Snowpack water content continues to be well above average – as spring snowmelt begins

May 2, 2019

Water content in snowpack remains well above average, boding well for Nevada Irrigation District (NID) water storage, according to the results of the District’s May snow survey.

As of May 1, the average water content for NID’s five mountain courses was 41.1 inches. That was 149 percent of average for the year. Precipitation at Bowman Lake was 74.11 inches, 114 percent of average.

“Although there was quite of bit of snow melt and runoff in April, the water content in the snow is still well above average and the high water levels in local rivers will continue,” said Sue Sindt, NID’s Water Resources Superintendent.

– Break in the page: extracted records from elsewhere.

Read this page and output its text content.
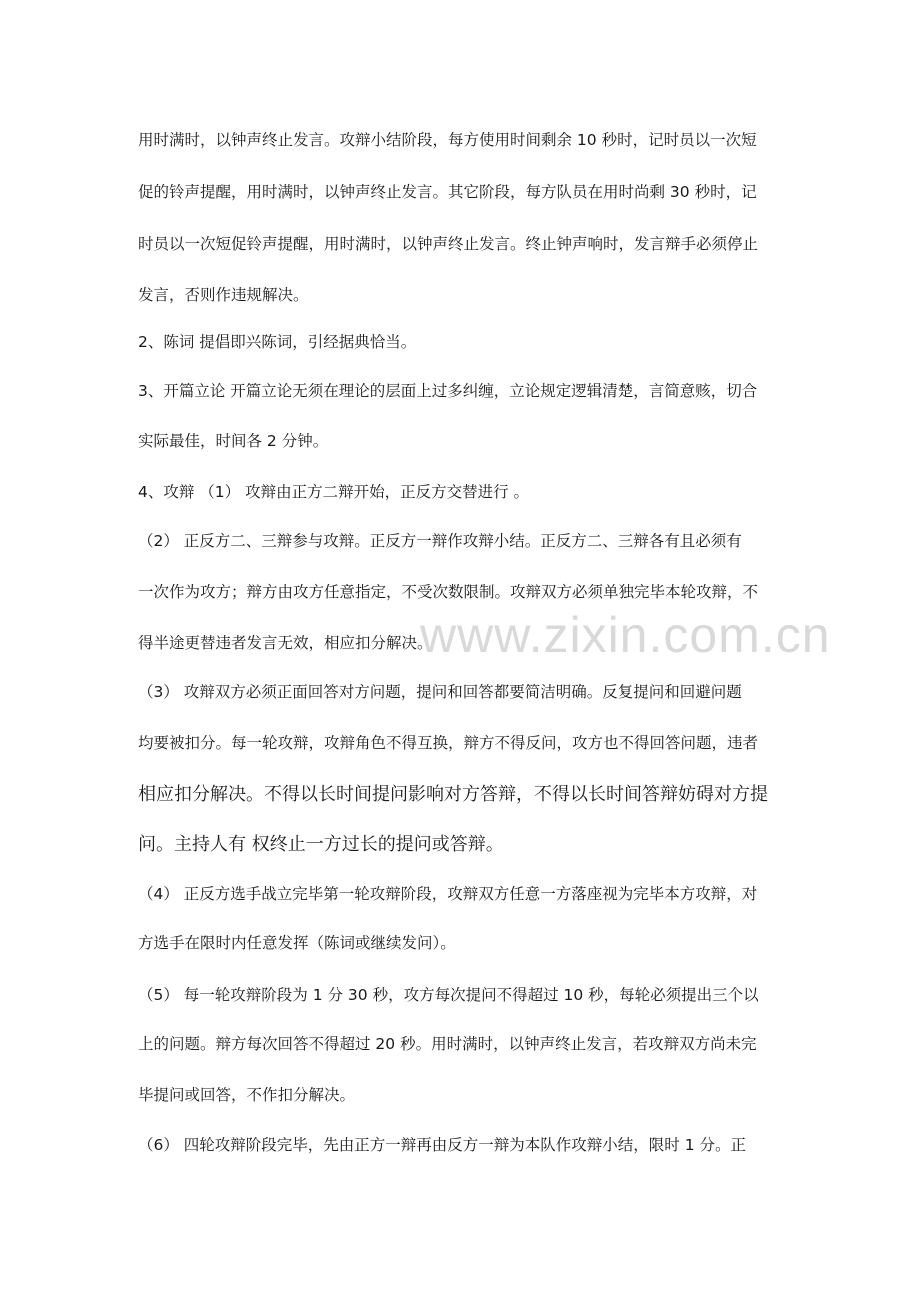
用时满时，以钟声终止发言。攻辩小结阶段，每方使用时间剩余 10 秒时，记时员以一次短
促的铃声提醒，用时满时，以钟声终止发言。其它阶段，每方队员在用时尚剩 30 秒时，记
时员以一次短促铃声提醒，用时满时，以钟声终止发言。终止钟声响时，发言辩手必须停止
发言，否则作违规解决。
2、陈词 提倡即兴陈词，引经据典恰当。
3、开篇立论 开篇立论无须在理论的层面上过多纠缠，立论规定逻辑清楚，言简意赅，切合
实际最佳，时间各 2 分钟。
4、攻辩 （1） 攻辩由正方二辩开始，正反方交替进行 。
（2） 正反方二、三辩参与攻辩。正反方一辩作攻辩小结。正反方二、三辩各有且必须有
一次作为攻方；辩方由攻方任意指定，不受次数限制。攻辩双方必须单独完毕本轮攻辩，不
得半途更替违者发言无效，相应扣分解决。
（3） 攻辩双方必须正面回答对方问题，提问和回答都要简洁明确。反复提问和回避问题
均要被扣分。每一轮攻辩，攻辩角色不得互换，辩方不得反问，攻方也不得回答问题，违者
相应扣分解决。不得以长时间提问影响对方答辩，不得以长时间答辩妨碍对方提
问。主持人有 权终止一方过长的提问或答辩。
（4） 正反方选手战立完毕第一轮攻辩阶段，攻辩双方任意一方落座视为完毕本方攻辩，对
方选手在限时内任意发挥（陈词或继续发问）。
（5） 每一轮攻辩阶段为 1 分 30 秒，攻方每次提问不得超过 10 秒，每轮必须提出三个以
上的问题。辩方每次回答不得超过 20 秒。用时满时，以钟声终止发言，若攻辩双方尚未完
毕提问或回答，不作扣分解决。
（6） 四轮攻辩阶段完毕，先由正方一辩再由反方一辩为本队作攻辩小结，限时 1 分。正
www.zixin.com.cn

The conditions are good news for NID’s water storage facilities: “Currently all lower elevation reservoirs are full and with the amount of runoff expected from the snowpack the higher elevation reservoirs should all fill and stay near full into June,” Sindt said.

NID reservoir storage was 234,000 acre-feet as of May 1. That is 87 percent of capacity and 98 percent of average.

The Sierra snowpack is NID’s water source. The District collects water on 70,000 acres of high mountain watershed. Water from the mountain snowmelt flows into six reservoirs in NID’s mountain division and is transported to three additional foothill reservoirs and ultimately to District customers through an extensive water transmission system. NID depends on more than 400 miles of canals and another 300 miles of pipeline to transport water to customers.

Mountain division reservoirs are: Jackson Meadows (6036 ft.), Bowman (5563 ft.), French Lake (6,835 ft.), Faucherie (6,123 ft.), Sawmill (5,863 ft.)and Jackson Lake (6,598 ft.). Foothill reservoirs are: Rollins (2,171 ft.), Scotts Flat (3,075 ft.) and Combie (1,600 ft.).

NID is a member of the California Cooperative Snow Survey. The District’s official snow surveys are used to predict water availability locally and statewide.